Le cinéaste cambodgien, dont plusieurs des films précédents tournaient déjà autour du génocide perpétré par Pol Pot et sa dictature, est parvenu à une forme d'achèvement : la confrontation sur le lieu même des faits (le centre S-21), de deux rescapés et de quelques-uns de leurs anciens bourreaux.
Des deux premiers se détache la sage et belle figure du peintre Vann Nath, médium presque idéal pour le cinéaste. Son regard est sans haine, son questionnement paisible est implacable, à la mesure de ce qu'il a subi il y a quelque vingt-cinq ans. Face à lui, des hommes encore jeunes, la quarantaine au plus. On le réalise encore mieux au détour d'une phrase où l'un d'eux parle en toute rude franchise des désirs que les gardes éprouvaient parfois pour leurs prisonnières : la plupart étaient adolescents.

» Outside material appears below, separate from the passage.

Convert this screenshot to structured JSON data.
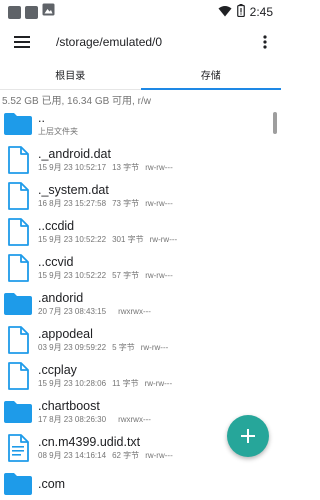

Des ados fanatisés, la pâte à modeler de la terreur.
Le défi insensé du film de Rithy Panh, ô combien crucial et productif, est de faire rejouer à ces adultes un peu de l'insupportable routine du camp où l'on torturait jusqu'à la mort la « destruction », disait la propagande officielle. Dans les gestes saccadés du geôlier, ses invectives quasi aboyées, bouge encore, des années après, le gamin endoctriné. Rithy Panh procède en longs plans-séquences dépourvus de toute intention spectaculaire, et par leur dénuement même (ces salles-là du centre sont actuellement vides), ils sont d'une force d'évocation sidérante.
On scrute avec le cinéaste ces visages de pierre comme s'il était possible d'y lire les progrès de la conscience. Au fond, et c'est sans doute la clé du film et de son acuité inouïe, le regard de Rithy Panh nous frappe par une forme d'attention douloureuse, terrifiée mais pas si loin d'être empathique. Celle d'un Cambodgien qui, avant son exil pour la France, en 1979, vit d'assez près ce que voulait dire embrigadement chez les Khmers rouges.
Il n'y a qu'un remède, alors : faire parler. Non sous la torture et pour obtenir du vent, mais sous l'éclairage du cinéma et pour arracher un peu de vie et d'humanité à ces années de mort. Le film est un moulin à paroles, où aucun mot n'est superflu. Il se clôt sur la mosaïque des photos de victimes, dans cette partie du S-21 qui est aujourd'hui le musée du Génocide, puis sur l'ex-salle de détention, cette fois complètement déserte, et sur un silence qui a, semble-t-il, encore des choses à dire.